原因が完全に解消されたわけではない。薬で繋いだだけ。ここから先は、環境を整えないといけない。

シャーロットはリナを見る。

「少し聞いていい?」

リナは顔を上げる。

「……なに」

「この辺で、水はどこから?」

「……井戸」

「村の?」

「うん」

「他は?」

リナは少し考えてから首を振る。

「……ない」

シャーロットは小さく息を吐く。

水が一つに依存している。

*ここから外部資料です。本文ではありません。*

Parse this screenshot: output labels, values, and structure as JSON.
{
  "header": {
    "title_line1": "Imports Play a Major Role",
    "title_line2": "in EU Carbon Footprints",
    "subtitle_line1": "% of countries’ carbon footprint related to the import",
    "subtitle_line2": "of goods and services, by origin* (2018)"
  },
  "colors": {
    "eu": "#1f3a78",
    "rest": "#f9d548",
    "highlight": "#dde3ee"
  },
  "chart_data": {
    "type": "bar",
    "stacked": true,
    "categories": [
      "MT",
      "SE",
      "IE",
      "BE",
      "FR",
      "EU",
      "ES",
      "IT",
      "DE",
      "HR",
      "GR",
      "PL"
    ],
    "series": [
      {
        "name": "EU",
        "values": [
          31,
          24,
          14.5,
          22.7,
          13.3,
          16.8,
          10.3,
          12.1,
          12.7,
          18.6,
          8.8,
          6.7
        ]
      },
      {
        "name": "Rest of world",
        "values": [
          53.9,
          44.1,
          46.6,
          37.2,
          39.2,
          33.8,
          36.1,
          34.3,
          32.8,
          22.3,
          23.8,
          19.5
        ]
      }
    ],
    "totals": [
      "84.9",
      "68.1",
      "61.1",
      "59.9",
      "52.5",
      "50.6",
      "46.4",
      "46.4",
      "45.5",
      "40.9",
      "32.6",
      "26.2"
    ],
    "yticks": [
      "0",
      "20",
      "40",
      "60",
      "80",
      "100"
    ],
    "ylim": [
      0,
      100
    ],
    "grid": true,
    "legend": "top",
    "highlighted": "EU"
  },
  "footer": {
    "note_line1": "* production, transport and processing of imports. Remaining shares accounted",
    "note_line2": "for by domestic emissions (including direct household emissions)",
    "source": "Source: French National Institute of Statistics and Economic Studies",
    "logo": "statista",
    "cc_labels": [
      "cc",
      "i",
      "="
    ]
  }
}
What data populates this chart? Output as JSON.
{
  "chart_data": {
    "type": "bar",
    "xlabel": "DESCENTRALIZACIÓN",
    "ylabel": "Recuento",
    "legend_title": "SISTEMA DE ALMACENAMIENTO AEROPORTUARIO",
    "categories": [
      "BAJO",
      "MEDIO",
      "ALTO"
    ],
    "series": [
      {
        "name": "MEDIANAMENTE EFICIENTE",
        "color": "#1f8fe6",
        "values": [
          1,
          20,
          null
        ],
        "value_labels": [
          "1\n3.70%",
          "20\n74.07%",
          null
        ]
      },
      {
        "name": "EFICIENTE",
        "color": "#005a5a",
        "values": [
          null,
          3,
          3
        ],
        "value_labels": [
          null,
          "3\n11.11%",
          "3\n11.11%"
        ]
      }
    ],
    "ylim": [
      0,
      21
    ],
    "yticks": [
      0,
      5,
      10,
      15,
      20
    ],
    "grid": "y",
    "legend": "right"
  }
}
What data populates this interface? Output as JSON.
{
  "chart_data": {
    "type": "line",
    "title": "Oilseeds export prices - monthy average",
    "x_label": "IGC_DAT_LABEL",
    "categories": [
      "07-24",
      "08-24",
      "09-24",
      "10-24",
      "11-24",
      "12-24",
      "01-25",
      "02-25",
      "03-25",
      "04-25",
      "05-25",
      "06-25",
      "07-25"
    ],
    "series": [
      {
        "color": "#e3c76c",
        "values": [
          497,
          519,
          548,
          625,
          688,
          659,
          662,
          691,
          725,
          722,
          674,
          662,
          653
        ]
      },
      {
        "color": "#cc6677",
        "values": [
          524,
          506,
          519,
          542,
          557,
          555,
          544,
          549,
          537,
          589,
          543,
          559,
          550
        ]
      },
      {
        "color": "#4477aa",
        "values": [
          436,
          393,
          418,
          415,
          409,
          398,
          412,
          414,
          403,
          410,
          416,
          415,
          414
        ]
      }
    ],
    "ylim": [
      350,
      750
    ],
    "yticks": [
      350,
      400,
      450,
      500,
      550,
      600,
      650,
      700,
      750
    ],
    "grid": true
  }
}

そこに問題があれば、全体に影響が出る。

「……クロエ、後で見る?」

「優先度高です」

「だよね」

シャーロットは軽く頷く。

次に、食べ物。

「畑は?」

「……止まってる」

「誰もやってない?」

リナは目を伏せる。

「……できない」

それで分かる。

人が足りない。

動ける人が減った。

だから回らない。

単純で、どうしようもない状態。

シャーロットは少しだけ目を閉じる。

(全部は無理)

それは分かっている。

でも――

(見える範囲)

ここは、その範囲だ。

シャーロットはゆっくりと目を開ける。

「……今日、少し動く」

リナが顔を上げる。

「……どこ」

「近く」

シャーロットは答える。

「素材も探すし、水も見る」

リナはすぐには言葉を返さない。

ただ、じっとシャーロットを見る。

その視線には、疑いと期待が混ざっている。

「……戻ってくる?」

小さく聞く。

シャーロットは迷わず答える。

「戻る」

それだけだった。

余計な言葉は足さない。

それで十分。

リナはゆっくりと頷く。

「……わかった」

シャーロットはクロエに視線を送る。

「準備、軽くでいい」

「了解です」

シャーロットはもう一度ミアを見る。

呼吸は安定している。

熱は少しずつ下がっている。

(いける)

判断はついた。

「……リナ」

「なに」

「これ、間隔守って」

残っている薬を渡す。

「無理に増やさないで」

リナはしっかりと受け取る。

「……うん」

「水も、少しずつ」

「うん」

それだけでいい。

あとは繰り返すだけ。

シャーロットは立ち上がる。

外に出る準備をする。

ここを離れる。

でも、切り離すわけじゃない。

繋いだまま、少しだけ動く。

「……行ってくる」

小さく言う。

リナは何も言わない。

ただ、ミアの手を握ったまま、少しだけ頷いた。

その動きで十分だった。

シャーロットは扉に手をかける。

朝の光が少し強くなっている。

外の空気は冷たいが、動きがある。

ここから先は、次の段階。

ただの“残る”から、“動いて整える”へ。

シャーロットは静かに外へ出た。

その一歩は、昨日までとは少しだけ違っていた。